Paul L. Caron

Monday, March 15, 2021

Black Law Students Are Thriving At Places Like Georgetown, But There Still Aren’t Enough Of Them

Following up on Saturday's Post, Georgetown Law School Fires Professor For ‘Abhorrent’ Remarks About Black Students Captured On Zoom:  Washington Post op-ed:  Black Law Students Are Thriving At Places Like Georgetown, But There Still Aren’t Enough Of Them, by Tahir Duckett (Relman Colfax, Washington, D.C.):

Duckett 2In 2013, just over a month after George Zimmerman was acquitted in the killing of Trayvon Martin, I walked into my first day at Georgetown Law. I was the only Black student in my section of more than 70 students.

Both my undergraduate GPA and my LSAT score were well below Georgetown Law’s median. I almost certainly benefited from affirmative action in my admission. Critics of affirmative action would have labeled me “unqualified” and unlikely to thrive at Georgetown — and left my first-year section completely devoid of Black students.

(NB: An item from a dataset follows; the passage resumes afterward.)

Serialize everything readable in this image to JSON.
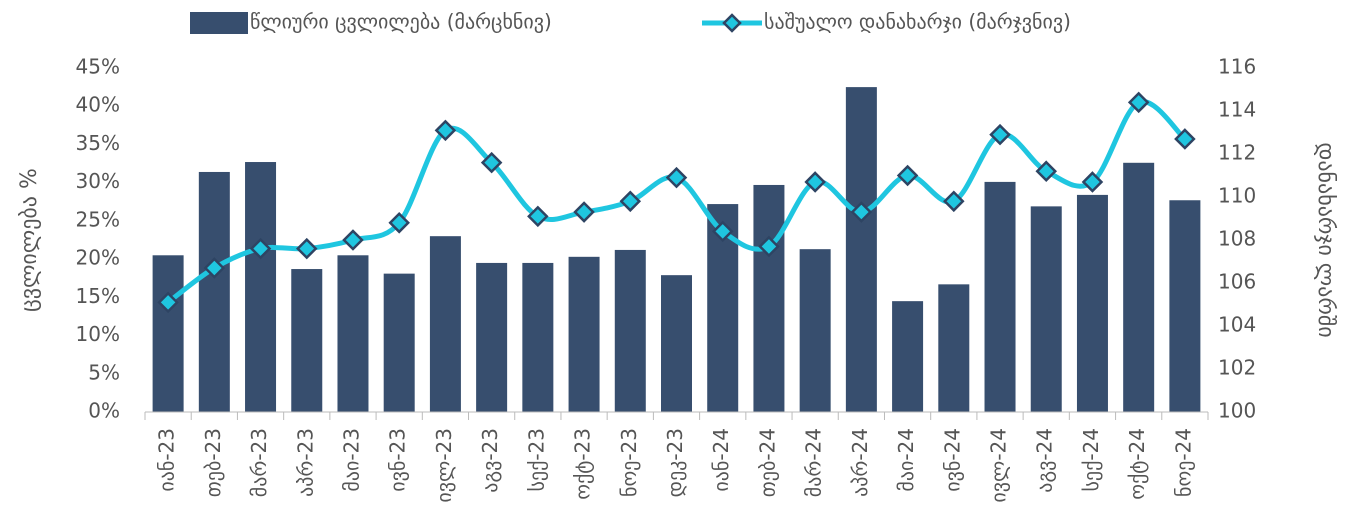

But I did thrive, graduating magna cum laude, clerking for a federal judge, and — much more important — building a successful public interest career. And I’m not alone. Every Black student I knew at Georgetown navigated the challenges of studying in a predominantly White institution and, regardless of their final GPA, went on to do important work.

That’s the critical broader context to a racist incident that thrust the Georgetown Law community into the public eye last week. ...

In 2019, Black students accounted for just 7.6 percent of incoming law students nationwide. The success of Black students in elite institutions is remarkable given the unique problems they face when they arrive — in particular, how isolated they can be.

White students rarely understand the emotional drain of racial isolation, particularly against the backdrop of white supremacy. But it is no insignificant thing. Black students face “stereotype threat,” a well-researched phenomenon that explains how group stereotypes cause stereotyped students to perform poorly on standardized tests. And their small numbers mean that, as with Sellers, their performance is racialized in ways that White students never have to face. ...

If we’re interested in helping Black students succeed in elite institutions, we can start by making sure that there are more of them. Just three weeks ago, an anti-affirmative action group filed a petition asking the Supreme Court, with its newly strengthened conservative majority, to prohibit race-based affirmative action. Contrary to justifying a rollback of affirmative action policies, the controversy at Georgetown demonstrates just how important it is for the court to decline that invitation.